I've always been a little confused by cake pops. They are so pretty to look at, but I've never understood what exactly they are made of. Raw dough covered with icing? Lollipop shaped cake?
Molly is obsessed with the trendy treat (what seven year old wouldn't be?) and since she was staying with us this weekend I promised her we'd try our hands at making them. In the process I discovered they are not uncooked dough (thank goodness) and actually quite simple to make. I cheated and used a boxed cake mix and jarred frosting, but I imagine they would be a billion times more delicious with my Mom's chocolate wacky cake and homemade chocolate butter cream as the base. Ingredients aside, this is how we made our cake pops:
13 x 9" sheet cake (as I mentioned, I made these with Molly and she chose Betty Crocker rainbow chips cake mix.

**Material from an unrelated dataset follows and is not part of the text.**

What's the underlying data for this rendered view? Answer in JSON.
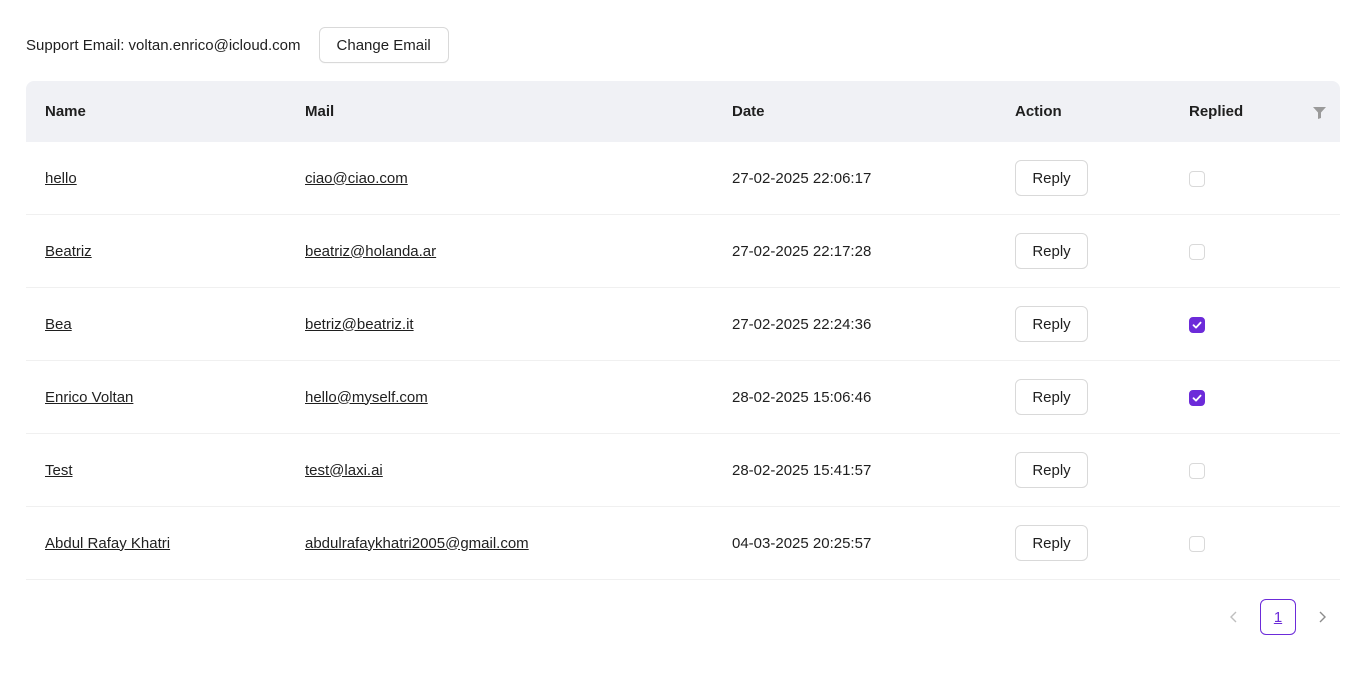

Obviously)
Frosting (we used vanilla to match the cake)
1 lb melting chocolates
Mini rainbow chocolate chips
Bake the cake as directed, using a 13 x 9" pan. Once completely cool, crumble the entire cake (minus a few nibblies, oops!) into a bowl. Add about a cup of frosting to the cake crumbs and mix everything well. The mixture should be dough-like in texture and simple to shape into a ball. If it is too crumbly, add more frosting. Form the mixture into balls freeze on a parchment lined baking sheet for 20 minutes.
Meanwhile, use a double boiler to melt chocolate. Once cake balls have frozen, stab each one with a lollipop stick and dip into the chocolate, covering completely. We (messily) rolled our cake pops in mini rainbow chocolate chips but you could go au natural. Let the chocolate harden by poking the lollipop sticks into the holes of a colander (genius!). Or, if you're lazy like me and bored with the project already just set the cake pops back onto the parchment. I assure you, a flat bottom cake pop tastes exactly the same.
*WARNING: Do not feed to two year olds. Eloise was up until 10:30.
This is what we ended up with. Not great, but Molly was happy so I was too.